The girl led him then to a door, opened it, and when he entered shut it softly without announcing him. The room in which he found himself was a long one, lighted from the roof. The walls were hung with pictures. At the far end, with their backs towards him, were two ladies: Lydia, and a woman whose noble carriage and elegant form would, have raised hopes of beauty in a man less preoccupied than Cashel. But he, after advancing some distance with his eyes on Lydia, suddenly changed countenance, stopped, and was actually turning to fly, when the ladies, hearing his light step, faced about and rooted him to the spot. As Lydia offered him her hand, her companion, who had surveyed the visitor first with indifference, and then with incredulous surprise, exclaimed, with a burst of delighted recognition, like a child finding a long-lost plaything, “My darling boy!” And going to Cashel with the grace of a swan, she clasped him in her arms. In acknowledgment of which he thrust his red, discomfited face over her shoulder, winked at Lydia with his tongue in his cheek, and said,

“This is what you may call the voice of nature, and no mistake.”

“What a splendid creature you are!” said Mrs. Byron, holding him a little way from her, the better to admire him. “Do you know how handsome you are, you wretch?”

“How d’ye do, Miss Carew,” said Cashel, breaking loose, and turning to Lydia. “Never mind her; it’s only my mother. At least,” he added, as if correcting himself, “she’s my mamma.”

“And where have you come from? Where have you been? Do you know that I have not seen you for seven years, you unnatural boy? Think of his being my son, Miss Carew.

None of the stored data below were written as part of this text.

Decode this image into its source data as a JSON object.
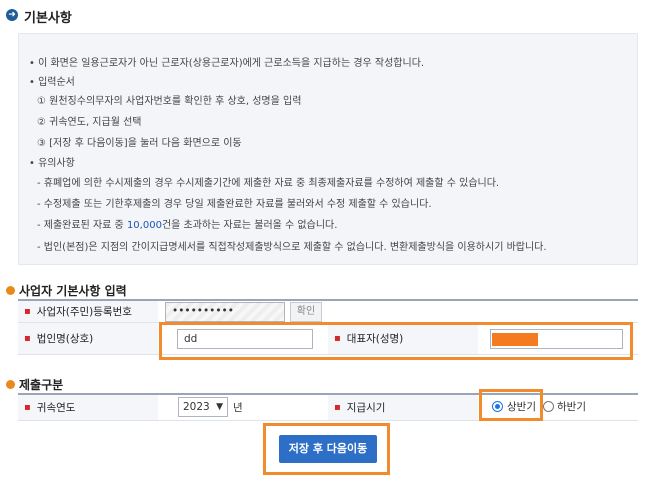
{
  "section1": {
    "icon": "arrow-right-circle-icon",
    "title": "기본사항",
    "lines": [
      "• 이 화면은 일용근로자가 아닌 근로자(상용근로자)에게 근로소득을 지급하는 경우 작성합니다.",
      "• 입력순서",
      "① 원천징수의무자의 사업자번호를 확인한 후 상호, 성명을 입력",
      "② 귀속연도, 지급월 선택",
      "③ [저장 후 다음이동]을 눌러 다음 화면으로 이동",
      "• 유의사항",
      "- 휴폐업에 의한 수시제출의 경우 수시제출기간에 제출한 자료 중 최종제출자료를 수정하여 제출할 수 있습니다.",
      "- 수정제출 또는 기한후제출의 경우 당일 제출완료한 자료를 불러와서 수정 제출할 수 있습니다.",
      "- 법인(본점)은 지점의 간이지급명세서를 직접작성제출방식으로 제출할 수 없습니다. 변환제출방식을 이용하시기 바랍니다."
    ],
    "note3_prefix": "- 제출완료된 자료 중 ",
    "note3_highlight": "10,000",
    "note3_suffix": "건을 초과하는 자료는 불러올 수 없습니다."
  },
  "section2": {
    "title": "사업자 기본사항 입력",
    "bizno_label": "사업자(주민)등록번호",
    "bizno_value": "••••••••••",
    "confirm_label": "확인",
    "corp_label": "법인명(상호)",
    "corp_value": "dd",
    "rep_label": "대표자(성명)",
    "rep_value": ""
  },
  "section3": {
    "title": "제출구분",
    "year_label": "귀속연도",
    "year_value": "2023",
    "year_unit": "년",
    "period_label": "지급시기",
    "option1": "상반기",
    "option2": "하반기"
  },
  "save_label": "저장 후 다음이동",
  "colors": {
    "highlight": "#f28a2e",
    "accent": "#2d6fc7",
    "required": "#d4282f",
    "redact": "#f47b20"
  }
}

Give me another kiss, my own,” she continued, grasping his arm affectionately.

“What a muscular creature you are!”

“Kiss away as much as you like,” said Cashel, struggling with the old schoolboy sullenness as it returned oppressively upon him. “I suppose you’re well. You look right enough.”

“Yes,” she said, mockingly, beginning to despise him for his inability to act up to her in this thrilling scene; “I AM right enough. Your language is as refined as ever. And why do you get your hair cropped close like that? You must let it grow, and—”

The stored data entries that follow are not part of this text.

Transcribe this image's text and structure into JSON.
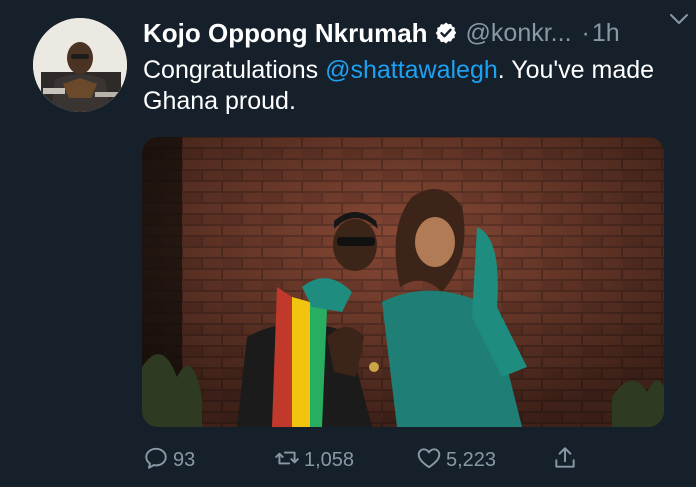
{
  "tweet": {
    "author_name": "Kojo Oppong Nkrumah",
    "handle": "@konkr...",
    "separator": "·",
    "time": "1h",
    "text_before": "Congratulations ",
    "mention": "@shattawalegh",
    "text_after": ". You've made Ghana proud."
  },
  "actions": {
    "reply_count": "93",
    "retweet_count": "1,058",
    "like_count": "5,223"
  },
  "icons": {
    "verified": "verified-badge-icon",
    "menu": "chevron-down-icon",
    "reply": "reply-icon",
    "retweet": "retweet-icon",
    "like": "heart-icon",
    "share": "share-icon"
  },
  "colors": {
    "background": "#15202b",
    "text": "#ffffff",
    "secondary": "#8899a6",
    "accent": "#1da1f2"
  }
}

“Now, look here,” said Cashel, stopping her hand neatly as she raised it to rearrange his locks. “You just drop it, or I’ll walk out at that door and you won’t see me again for another seven years. You can either take me as you find me, or let me alone. Absalom and Dan Mendoza came to grief through wearing their hair long, and I am going to wear mine short.”

Mrs. Byron became a shade colder. “Indeed!” she said. “Just the same still, Cashel?”

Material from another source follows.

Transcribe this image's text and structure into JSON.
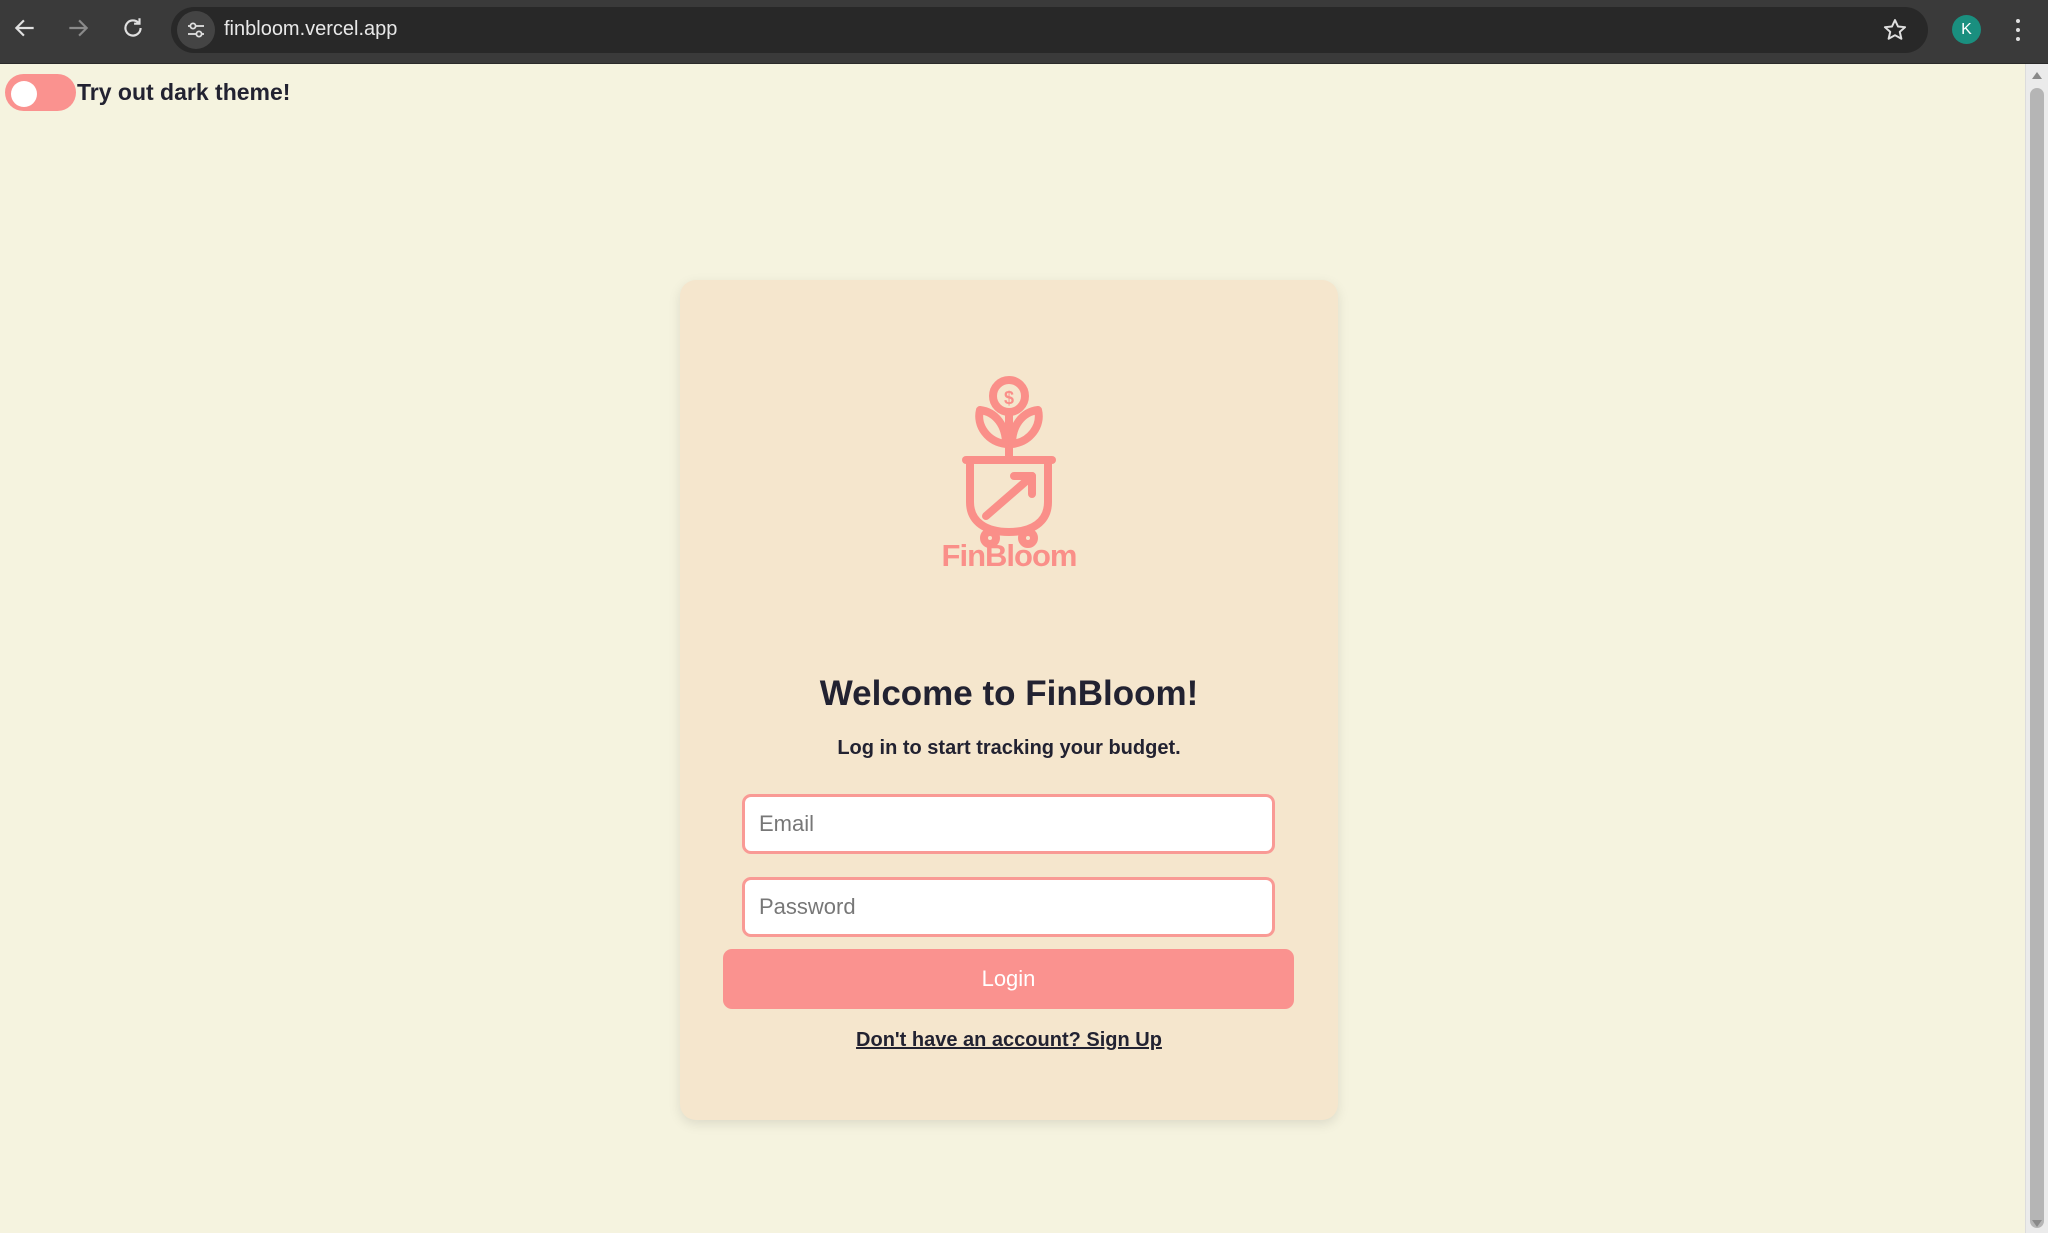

“Just the same, both one and other of us,” he replied. “Before you spoke six words I felt as if we’d parted only yesterday.”

“I am rather taken aback by the success of my experiment,” interposed Lydia. “I invited you purposely to meet one another. The resemblance between you led me to suspect the truth, and my suspicion was confirmed by the account Mr. Byron gave me of his adventures.”

Mrs. Byron’s vanity was touched. “Is he like me?” she said, scanning his features. He, without heeding her, said to Lydia with undisguised mortification,

“And was THAT why you sent for me?”

“Are you disappointed?” said Lydia.

“He is not in the least glad to see me,” said Mrs. Byron, plaintively. “He has no heart.”